Darren’s still daring

A SUICIDE-SITE GUIDE TO THE CITY written and performed by Darren O’Donnell, directed by Rebecca Picherack. A Mammalian Diving Reflex production presented by Buddies in Bad Times (12 Alexander). Opens tonight (Thursday, March 3) and runs to March 20, Tuesday-Saturday 8 pm, late-night show Friday 10 pm, matinee Sunday 2:30 pm. $15-$29, Sunday pwyc. 416-975-8555. Rating: NNNNN


Darren O’Donnell is tired of pretending. That’s a tough place to be if you’re a working actor and playwright.

“I was just fatigued,” says O’Donnell, mostly about his three-year (on-and-off) international tour with Daniel MacIvor’s powerful two-hander In On It.

“I enjoyed it, but I got tired of the whole acting and pretending thing,” he says, a few days before his new play A Suicide-Site Guide To The City attempts to break theatrical traditions over at Buddies.

“A part of me thinks it’s almost embarrassing to get actors to say their lines correctly. I’d rather have them say what they want.”

No wonder his recent workshopped piece, Diplomatic Immunity, which played at the Rhubarb! fest, featured spontaneous onstage interviews with audience members.

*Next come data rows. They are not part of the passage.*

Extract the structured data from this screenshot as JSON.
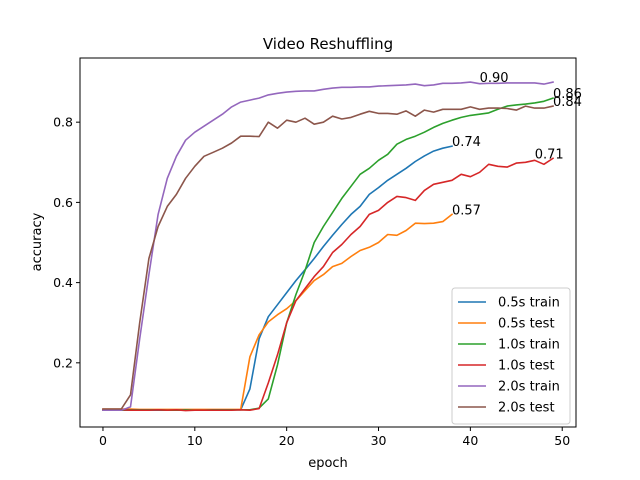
{
  "chart_data": {
    "type": "line",
    "title": "Video Reshuffling",
    "xlabel": "epoch",
    "ylabel": "accuracy",
    "xlim": [
      -2.5,
      51.5
    ],
    "ylim": [
      0.04,
      0.96
    ],
    "xticks": [
      0,
      10,
      20,
      30,
      40,
      50
    ],
    "yticks": [
      0.2,
      0.4,
      0.6,
      0.8
    ],
    "ytick_labels": [
      "0.2",
      "0.4",
      "0.6",
      "0.8"
    ],
    "grid": false,
    "legend_position": "lower-right",
    "series": [
      {
        "name": "0.5s train",
        "color": "#1f77b4",
        "x": [
          0,
          1,
          2,
          3,
          4,
          5,
          6,
          7,
          8,
          9,
          10,
          11,
          12,
          13,
          14,
          15,
          16,
          17,
          18,
          19,
          20,
          21,
          22,
          23,
          24,
          25,
          26,
          27,
          28,
          29,
          30,
          31,
          32,
          33,
          34,
          35,
          36,
          37,
          38
        ],
        "y": [
          0.083,
          0.083,
          0.082,
          0.082,
          0.082,
          0.082,
          0.082,
          0.082,
          0.082,
          0.082,
          0.082,
          0.083,
          0.082,
          0.083,
          0.083,
          0.083,
          0.135,
          0.26,
          0.315,
          0.345,
          0.375,
          0.405,
          0.432,
          0.46,
          0.49,
          0.518,
          0.545,
          0.57,
          0.59,
          0.62,
          0.637,
          0.655,
          0.67,
          0.685,
          0.702,
          0.716,
          0.728,
          0.735,
          0.74
        ]
      },
      {
        "name": "0.5s test",
        "color": "#ff7f0e",
        "x": [
          0,
          1,
          2,
          3,
          4,
          5,
          6,
          7,
          8,
          9,
          10,
          11,
          12,
          13,
          14,
          15,
          16,
          17,
          18,
          19,
          20,
          21,
          22,
          23,
          24,
          25,
          26,
          27,
          28,
          29,
          30,
          31,
          32,
          33,
          34,
          35,
          36,
          37,
          38
        ],
        "y": [
          0.085,
          0.085,
          0.085,
          0.085,
          0.084,
          0.084,
          0.084,
          0.084,
          0.084,
          0.084,
          0.084,
          0.084,
          0.084,
          0.084,
          0.084,
          0.084,
          0.215,
          0.27,
          0.302,
          0.32,
          0.335,
          0.355,
          0.38,
          0.405,
          0.42,
          0.44,
          0.448,
          0.465,
          0.48,
          0.488,
          0.5,
          0.52,
          0.518,
          0.53,
          0.548,
          0.547,
          0.548,
          0.552,
          0.57
        ]
      },
      {
        "name": "1.0s train",
        "color": "#2ca02c",
        "x": [
          0,
          1,
          2,
          3,
          4,
          5,
          6,
          7,
          8,
          9,
          10,
          11,
          12,
          13,
          14,
          15,
          16,
          17,
          18,
          19,
          20,
          21,
          22,
          23,
          24,
          25,
          26,
          27,
          28,
          29,
          30,
          31,
          32,
          33,
          34,
          35,
          36,
          37,
          38,
          39,
          40,
          41,
          42,
          43,
          44,
          45,
          46,
          47,
          48,
          49
        ],
        "y": [
          0.082,
          0.082,
          0.082,
          0.083,
          0.083,
          0.083,
          0.083,
          0.082,
          0.082,
          0.083,
          0.082,
          0.082,
          0.083,
          0.083,
          0.083,
          0.083,
          0.083,
          0.087,
          0.11,
          0.195,
          0.3,
          0.37,
          0.43,
          0.5,
          0.54,
          0.575,
          0.61,
          0.64,
          0.67,
          0.685,
          0.705,
          0.72,
          0.745,
          0.757,
          0.765,
          0.775,
          0.787,
          0.797,
          0.805,
          0.812,
          0.817,
          0.82,
          0.823,
          0.832,
          0.84,
          0.843,
          0.845,
          0.848,
          0.852,
          0.86
        ]
      },
      {
        "name": "1.0s test",
        "color": "#d62728",
        "x": [
          0,
          1,
          2,
          3,
          4,
          5,
          6,
          7,
          8,
          9,
          10,
          11,
          12,
          13,
          14,
          15,
          16,
          17,
          18,
          19,
          20,
          21,
          22,
          23,
          24,
          25,
          26,
          27,
          28,
          29,
          30,
          31,
          32,
          33,
          34,
          35,
          36,
          37,
          38,
          39,
          40,
          41,
          42,
          43,
          44,
          45,
          46,
          47,
          48,
          49
        ],
        "y": [
          0.083,
          0.083,
          0.083,
          0.082,
          0.082,
          0.082,
          0.083,
          0.082,
          0.083,
          0.081,
          0.082,
          0.082,
          0.082,
          0.082,
          0.082,
          0.083,
          0.082,
          0.086,
          0.15,
          0.22,
          0.3,
          0.355,
          0.385,
          0.415,
          0.44,
          0.475,
          0.495,
          0.52,
          0.54,
          0.57,
          0.58,
          0.6,
          0.615,
          0.612,
          0.605,
          0.63,
          0.645,
          0.65,
          0.655,
          0.67,
          0.664,
          0.675,
          0.695,
          0.69,
          0.688,
          0.698,
          0.7,
          0.705,
          0.695,
          0.71
        ]
      },
      {
        "name": "2.0s train",
        "color": "#9467bd",
        "x": [
          0,
          1,
          2,
          3,
          4,
          5,
          6,
          7,
          8,
          9,
          10,
          11,
          12,
          13,
          14,
          15,
          16,
          17,
          18,
          19,
          20,
          21,
          22,
          23,
          24,
          25,
          26,
          27,
          28,
          29,
          30,
          31,
          32,
          33,
          34,
          35,
          36,
          37,
          38,
          39,
          40,
          41,
          42,
          43,
          44,
          45,
          46,
          47,
          48,
          49
        ],
        "y": [
          0.082,
          0.082,
          0.082,
          0.09,
          0.26,
          0.42,
          0.57,
          0.66,
          0.715,
          0.755,
          0.775,
          0.79,
          0.805,
          0.82,
          0.838,
          0.85,
          0.855,
          0.86,
          0.868,
          0.872,
          0.875,
          0.877,
          0.878,
          0.878,
          0.882,
          0.885,
          0.887,
          0.887,
          0.888,
          0.888,
          0.89,
          0.891,
          0.892,
          0.893,
          0.895,
          0.891,
          0.893,
          0.897,
          0.897,
          0.898,
          0.9,
          0.896,
          0.897,
          0.897,
          0.898,
          0.898,
          0.898,
          0.898,
          0.895,
          0.9
        ]
      },
      {
        "name": "2.0s test",
        "color": "#8c564b",
        "x": [
          0,
          1,
          2,
          3,
          4,
          5,
          6,
          7,
          8,
          9,
          10,
          11,
          12,
          13,
          14,
          15,
          16,
          17,
          18,
          19,
          20,
          21,
          22,
          23,
          24,
          25,
          26,
          27,
          28,
          29,
          30,
          31,
          32,
          33,
          34,
          35,
          36,
          37,
          38,
          39,
          40,
          41,
          42,
          43,
          44,
          45,
          46,
          47,
          48,
          49
        ],
        "y": [
          0.085,
          0.085,
          0.085,
          0.12,
          0.3,
          0.46,
          0.54,
          0.59,
          0.62,
          0.66,
          0.69,
          0.715,
          0.725,
          0.735,
          0.748,
          0.765,
          0.765,
          0.764,
          0.8,
          0.785,
          0.805,
          0.8,
          0.81,
          0.795,
          0.8,
          0.815,
          0.808,
          0.812,
          0.82,
          0.827,
          0.822,
          0.822,
          0.82,
          0.828,
          0.815,
          0.83,
          0.825,
          0.832,
          0.832,
          0.832,
          0.838,
          0.832,
          0.835,
          0.835,
          0.834,
          0.83,
          0.84,
          0.835,
          0.835,
          0.84
        ]
      }
    ],
    "annotations": [
      {
        "text": "0.74",
        "x": 38,
        "y": 0.74
      },
      {
        "text": "0.57",
        "x": 38,
        "y": 0.57
      },
      {
        "text": "0.86",
        "x": 49,
        "y": 0.86
      },
      {
        "text": "0.71",
        "x": 47,
        "y": 0.71
      },
      {
        "text": "0.90",
        "x": 41,
        "y": 0.9
      },
      {
        "text": "0.84",
        "x": 49,
        "y": 0.84
      }
    ]
  }
}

“Maybe it’s the whole reality show vibe or the fervour around documentaries, but I find it more fascinating to watch strangers talk about laundry soap than to see someone recite lines. It’s more compelling than going to a show where there’s a typical emotional arc.”

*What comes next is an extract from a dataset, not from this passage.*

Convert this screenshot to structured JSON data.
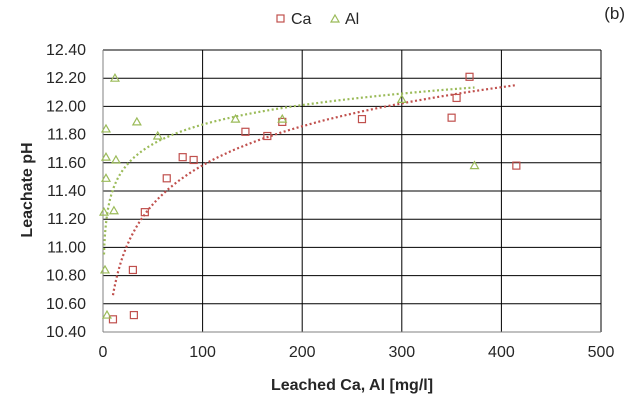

In Suicide-Site, which he performs solo but opens up to his co-creators Nicholas Murray (sound designer), J.P. Robichaud (lighting designer) and eventually the audience, O’Donnell plays himself – up to a point. He says his age is 67. He lets us in on his paranoid dreams, his fantasies about committing suicide and even tells us when certain sections of the script were written.

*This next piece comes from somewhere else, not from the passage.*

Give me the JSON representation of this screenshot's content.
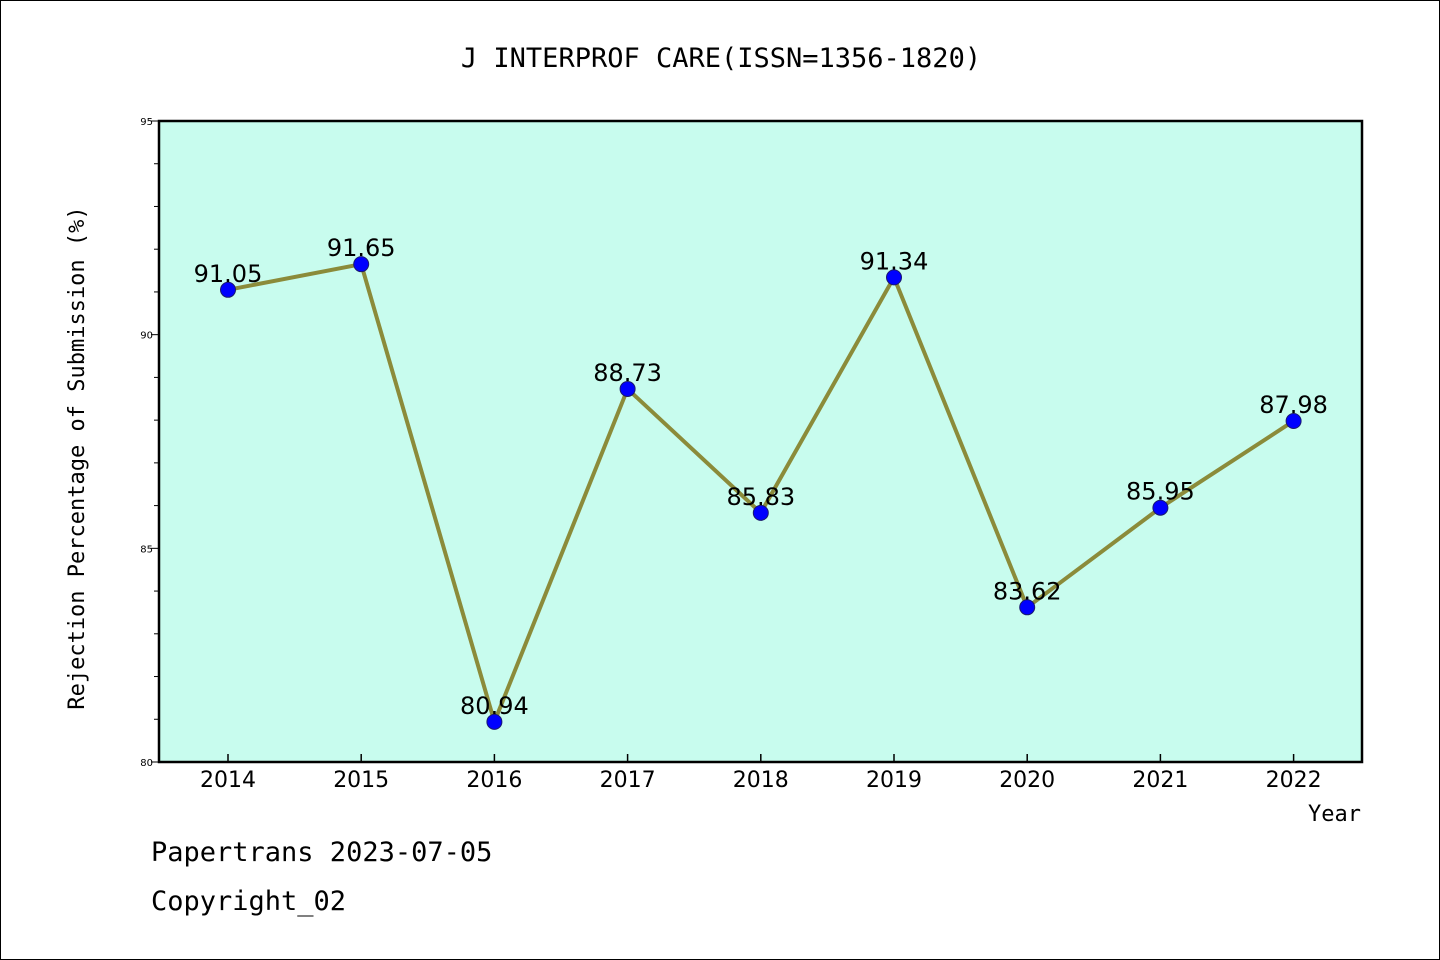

One bit was penned on April 21, 2002, he tells us, and then another section was written on September 1, 2003. The most up-to-date part was added shortly after the U.S. presidential election.

“I think it captures how memory works,” explains O’Donnell, “how one day I’ll be lying on the floor thinking about how terrible life is and then suddenly I won’t be. I’m all of those people at once. Identity is fluid.”

Interwoven into the complex fabric of the piece is a scathing critique of society, from a look at the disparity between rich and poor to a courageous admission of ambivalence about the events of 9/11.

It has already played in Vancouver, Victoria and Edinburgh, and O’Donnell modifies it according to where he’s performing. One of the most striking observations concerns an analysis of T.O.’s police headquarters’ fortress-like design, preventing any sort of crowds from storming it. It’s common to most cities he’s visited.

“In Victoria, these bushes formed a moat, and Vancouver was impenetrable to any foot traffic. Even look at York University. The design came up from California in the midst of the 1960s, to accommodate tanks, just in case.”

It’s not surprising that his plays, like the racism-themed White Mice, seem of-the-moment.

“If people are interested I can e-mail them the most recent versions of my works,” he says. “But even White Mice is still being performed. It was done recently at the National Theatre School and at Trent. Listen, I’d be happy if racism were no longer around, but I don’t see that happening.”